Steve Hansen's approach working for ABs
Steve Hansen inherited a supposedly poisoned chalice.
After a lengthy eight-year apprenticeship, year one of his initial two-year term in the All Blacks' head coach hot seat was a lose-lose situation.
There was nothing to gain, or so it was perceived.
On the back of the 24-year drought-breaking World Cup triumph, many expected him to flop. Performances would sharply decline.
Somehow, without Wayne Smith, Hansen had to take over from Sir Graham Henry and inspire a squad that would suffer motivational staleness after achieving the ultimate rugby feat.
Many predecessors had been cursed by the Webb-Ellis Cup hangover. It was a medical condition, some suggested.
Further challenges awaited. The ageing All Blacks squad had to be gradually moved into retirement. Fresh blood was needed to reinvigorate. All the while enormous expectations of the rightfully unforgiving rugby public remained steadfast.
The irony is had the All Blacks failed to win the World Cup at home, common paranoia would have resurfaced. This year would have been all about planning four years in advance. Anguish would have demanded those unrealistic objectives.
Instead, with the pressure valve released, Hansen has been allowed space to live in the now; supporters are more accepting, and his side has benefited from that rare, rational approach.
With the additions of hooker Dane Coles and halfback Tawera Kerr-Barlow, nine new players have been gently blended into the black jersey this year. That's no mean feat. The new up-tempo style has been impossible to match.
Hansen's transition to the top job has been surprisingly seamless.
It's difficult to see Scotland, Italy or England changing that on the European tour. Only Warren Gatland's Welsh seem capable of a realistic upset. Even that would be a major shock.
The Bledisloe Cup and Rugby Championship have been locked away in this nine-win, one-draw season.

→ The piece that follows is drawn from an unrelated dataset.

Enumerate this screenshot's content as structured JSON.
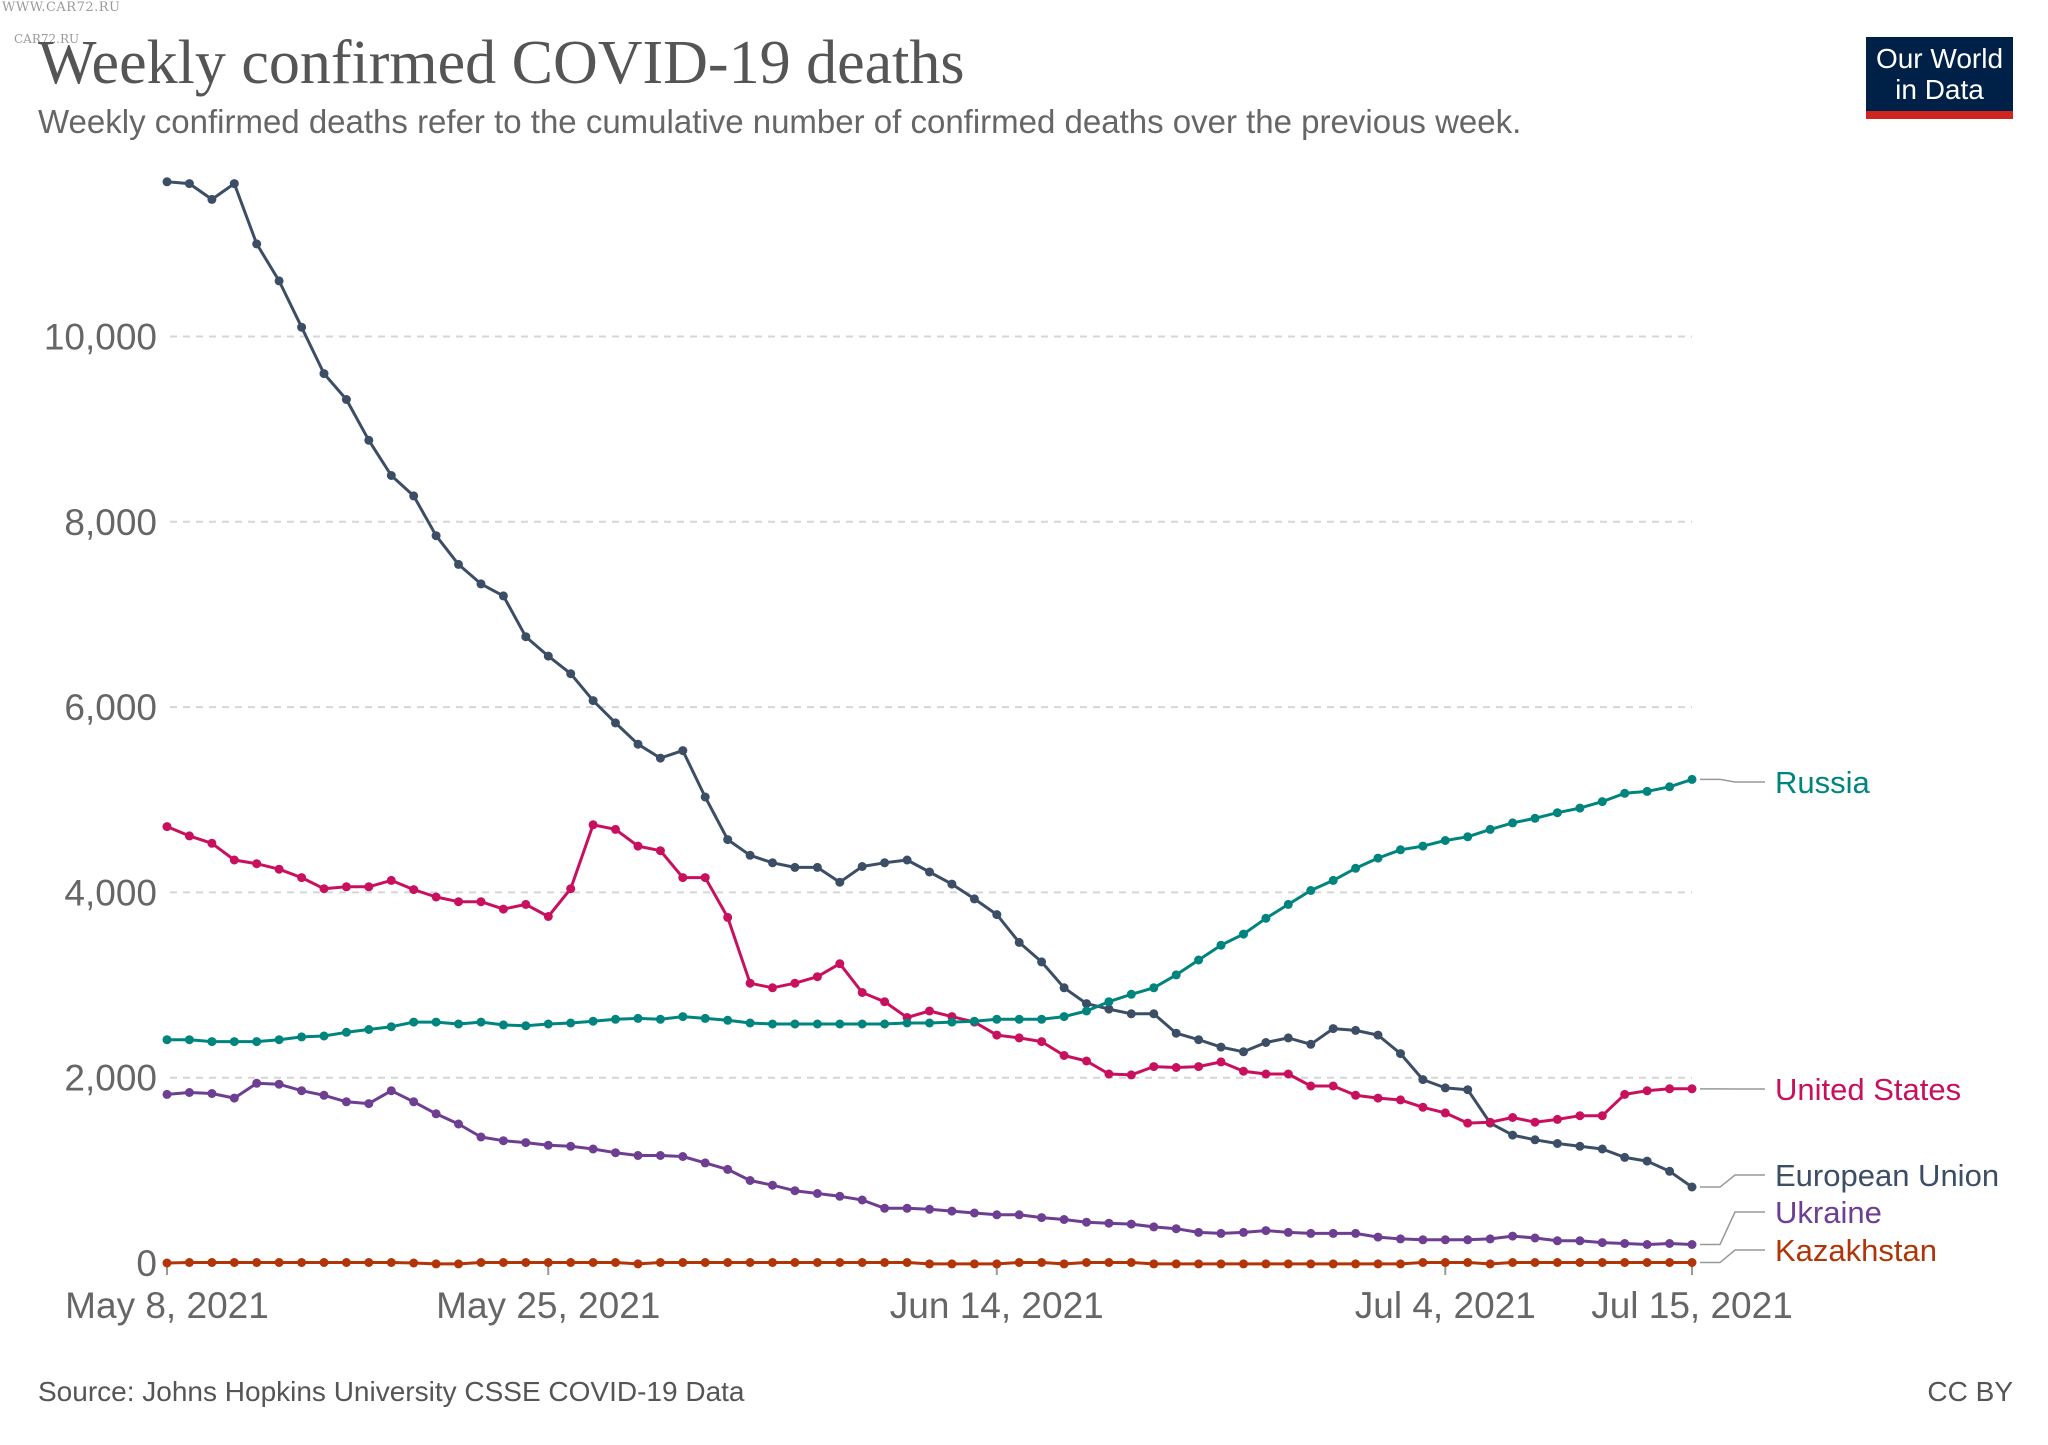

Failing against the second-string Wallabies, and near-defeat to Ireland in Christchurch, were the aberrations.
Yes, the ugly 18-all stalemate in Brisbane was widely considered a loss. Fair enough, too. A week of distractions, including Keven Mealamu's century test, the death of Hansen's father, Des, and the prospect of achieving the world record number of wins, caused the All Blacks to stray from their usual succinct processes. They were too emotional and didn't turn up mentally, but will have learnt from that experience.
Continuity has been a central factor in their continued success this year.
Set-piece guru Mike Cron, trainer Nick Gill, skills coach Mick Byrne, manger Darren Shand, and doctor Deb Robinson, have all been vital, familiar voices for the core senior players who drive team standards.
But first impressions of Hansen's handpicked management team were rather unflattering.
After eight unconvincing years with the Chiefs, Ian Foster's promotion irked many.
The former first five-eighth has quickly stamped his mark on the All Blacks' superb back-line play and the understated Aussie McLean presided over the best defensive record in the Rugby Championship. Grant Fox has also played a key selection role behind the scenes.
Hansen shares a similar close relationship with All Blacks captain Richie McCaw, but his man-management skills differ from Henry's.
Those close to the All Blacks reveal the Cantabrian coach has good rapport with players and is slightly more laid-back than Henry, which will be important to control off-field frustrations in the battle for game-time on this month's tour.
Hansen is economical in his feedback. His dry sense of humour strikes a chord with players, but he is also capable of taking a backward step to crack the whip when necessary.
The winning record may be over, but after last year's memorable success, little more could be asked from Hansen and co thus far.
Conquering the northern hemisphere is their chance to add the exclamation mark.